As disarming as O’Flynn and Cooper’s time with us is, though, it’s Bader who gives us the behind-the-scenes scoop of the trip, as it turns out that Jane’s gold ruff looks so familiar because it is: it’s literally the same piece worn by Gwyneth Paltrow in Shakespeare in Love, preserved in Pinewood’s costume storage for twenty-four years only to find a second life on Bader’s shoulders.

“They sent a picture to Stephanie [Collie], our costume designer, and said, this is what we want,” Bader is already telling us before she and Bluemel are even fully settled. “And she’s like, well, we do have that exact piece. So they made another one that was similar, but [eventually] we were like, oh gosh, we’ve got to use the original!”

This feels like the story of My Lady Jane in a nutshell: incredible attention to narrative and character detail, backed by the kind of pre-2023 money and studio support that makes just about any request possible. You want Gwyneth Paltrow’s gold Shakespeare in Love ruff? Done. You want Indiana Jones’ literal horse? No problem. You want to shoot a mounted battle scene on horseback on the rainy moors for a whole week, then recreate the entire set-up against a bluescreen back at Pinewood? Absolutely! The real Lady Jane may not have survived long enough to hit a double-digit number of days as Queen, but Gemma Burgess’s Jane’s got the world on a gilt platter.

For Bader, this feels right. There is an innate tragedy in a queen who only got to live for nine days after taking the throne, she agrees, when a British journalist asks her if that was a detail that struck her about her character. But as an American (spoiler alert, for anyone fooled by her flawless Keira Knightley impression!), Bader was even more struck by how little we actually know about Jane at all five hundred years after her death.

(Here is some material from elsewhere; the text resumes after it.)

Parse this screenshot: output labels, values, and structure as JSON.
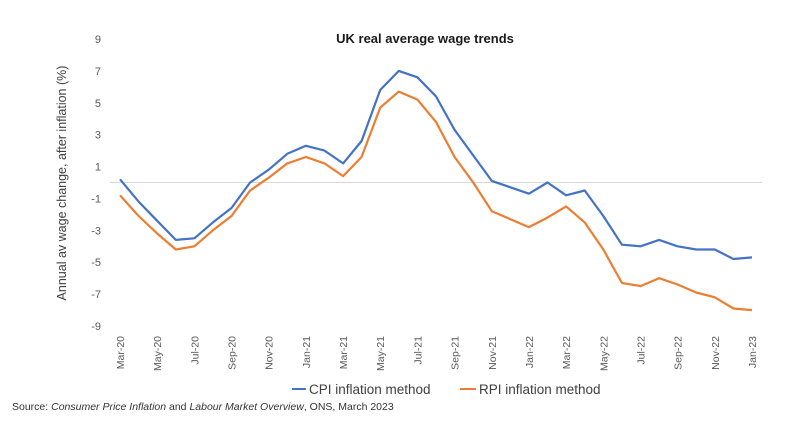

“I went to the Tower of London and asked if they had anything on Lady Jane Grey,” she says, “and they said, Jane Austen? And it was so shocking to me, that a woman who was Qqueen of England and Ireland and was killed for it, for her life to just end up a footnote on a page for some people.” There are some helpful history books out there, Bader allows, with details that they were able to draw from to shape Jane on the screen—for example “we know she was known for being one of the most educated women of her time, and that she was a polyglot”— but still, those details only scratch the surface. “She was just a fascinating woman who didn’t get the time to show the world how brilliant she was.”

Here Bluemel reminds us that when it comes to the real Guildford Dudley, a footnote, literally, is the extent we know about him: “Sixteen-year-old boy, married Lady Jane Grey, died.” Which is to say, he’s just as excited to get to imagine a fuller life for Guildford, even if it is, per his audition sides, as a leather-clad ”Tudor-era Harry Styles.”

“Obviously the way that we are telling it is heavily, heavily embellished,” he says. “But that means it’s also a chance for people to take an interest in what really happened, to learn the history we aren’t telling.”

At the end of the day, that’s Burgess, Glynn and Babbit’s goal, too—to subvert the text of what little history has to tell us about Lady Jane Grey and make her real in the process. Even if that process includes ferrets; even if it hits us right in the tits, every time.


All eight episodes of My Lady Jane, Season 1, are now streaming on Prime Video.